メディカルアート

SEINOは、国際メディカルアーティストスクール名古屋本校およびマニラ支部において、顎顔面補綴技術を習得しています。この技術は、先天性の奇形や不慮の事故、癌などにより、体や顔の一部を欠損した人の前向きな社会復帰を助ける目的で、医療用のシリコーンやレジン、インプラントなどを使用し、その欠損個所を本物そっくりに復元する極めて専門的な技術です。補綴物はエピテーゼと呼ばれ、制作者はアナプラストロジストと呼ばれます。

主に審美性の確保を目的としていますが、口腔内に比較的大きな欠損箇所がある場合、咀嚼・嚥下機能を助けたり、皮膚の露出面積を少なくし体温の低下を防ぐなどの機能的役割も認められています。また、口腔内のエピテーゼを制作する症例が多いため、アナプラストロジストは、歯科医や歯科技工士の有資格者がそのほとんどを占めます。

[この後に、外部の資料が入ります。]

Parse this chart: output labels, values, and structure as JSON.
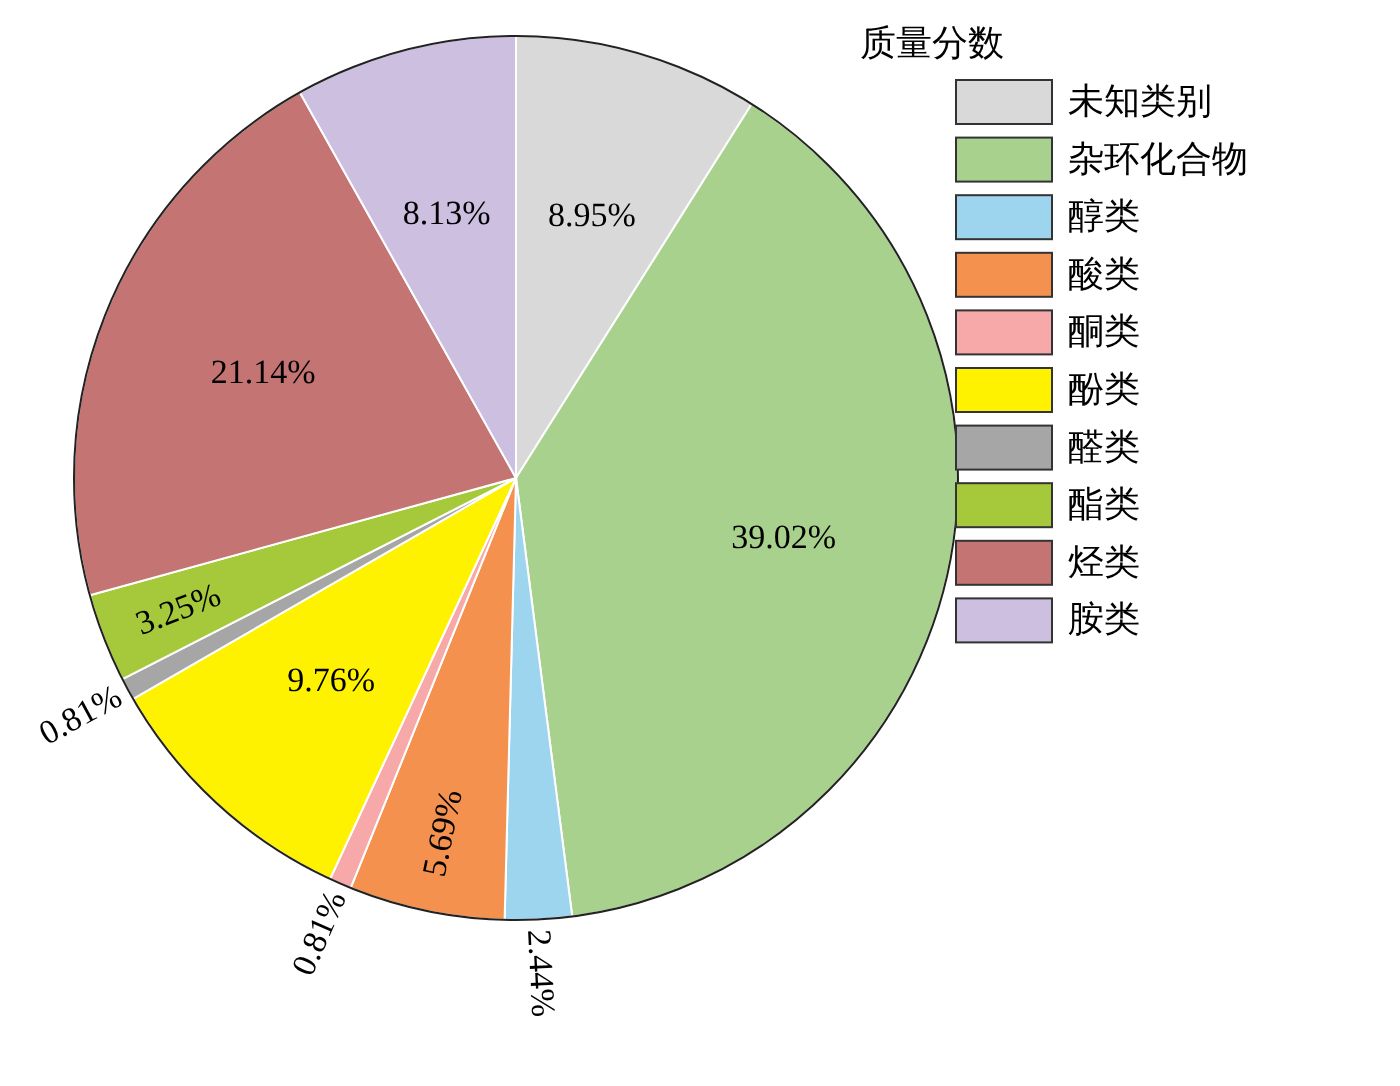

アナプラストロジストにとって最も重要なのは、高い技術力や最先端の材料をクライエントに提供することではなく、クライエントそれぞれの生活環境、欠損理由、精神状態へ配慮したエピテーゼを制作することです。欠損箇所に個体差があるのと同様に、クライエントの置かれている状況も一様ではありません。したがって、アナプラストロジストには、クライエントを「欠損患者」と一括りにせず、個人として真摯に向き合い、自己決定と自立性を尊重し、問題を解決に導く能力が求められます。

選択の自由としてエピテーゼを利用することは、自己決定です。例えば、性同一性障害の人が、自己意識に身体を近づける目的で男性器や乳房のエピテーゼを使用することは、選択の自由における自己決定であると言えます。しかし、SEINOの知るクライエントの多くは、自分の欠損箇所を世間の目から隠す目的でエピテーゼを使用していました。

このような事例があります。小学校のプールの授業中、小耳症の男子児童が使用していた古い耳のエピテーゼが外れ、水面に浮かんでしまいました。男子児童は、周囲の生徒にからかわれ登校することが難しくなり、母親に付き添われながら新しいエピテーゼの制作を依頼しにやって来ました。今日のエピテーゼの固定技術は、水中での運動にも十分に耐えることができます。しかし、アナプラストロジストは、男子児童から「耳が外れる」という不安を取り除くために、現存するもう片方の耳に掛ける機能的・審美的にも不要な維持装置を新しい耳のエピテーゼに装着しました。これにより、男子児童は学校に通えるようになりました。

この事例は、一見すると美談に聞こえます。しかし、男子児童が登校できたのは、いじめたクラスメイトの耳に男子児童の耳を似せ、障害児としての注目を浴びずに済んだからに他なりません。つまり、男子児童は、いじめを回避するためにありのままの自分を偽り、健常者の姿に同化するという選択を無自覚に迫られていたのです。

本来作るべきは、男子児童が自らの障害を否定し隠すための「耳もどき」ではなく、ありのままの姿で生きづらさを感じないための社会なのです。自覚・無自覚問わず障害者が本来の姿を偽ることを強制させられる構造は、明らかに差別であるとSEINOは言います。アナプラストロジストは、同化を強いる社会のあり方に「善」として加担してしまっているのではないでしょうか。このような考えに至ったSEINOは、現在この仕事から離れています。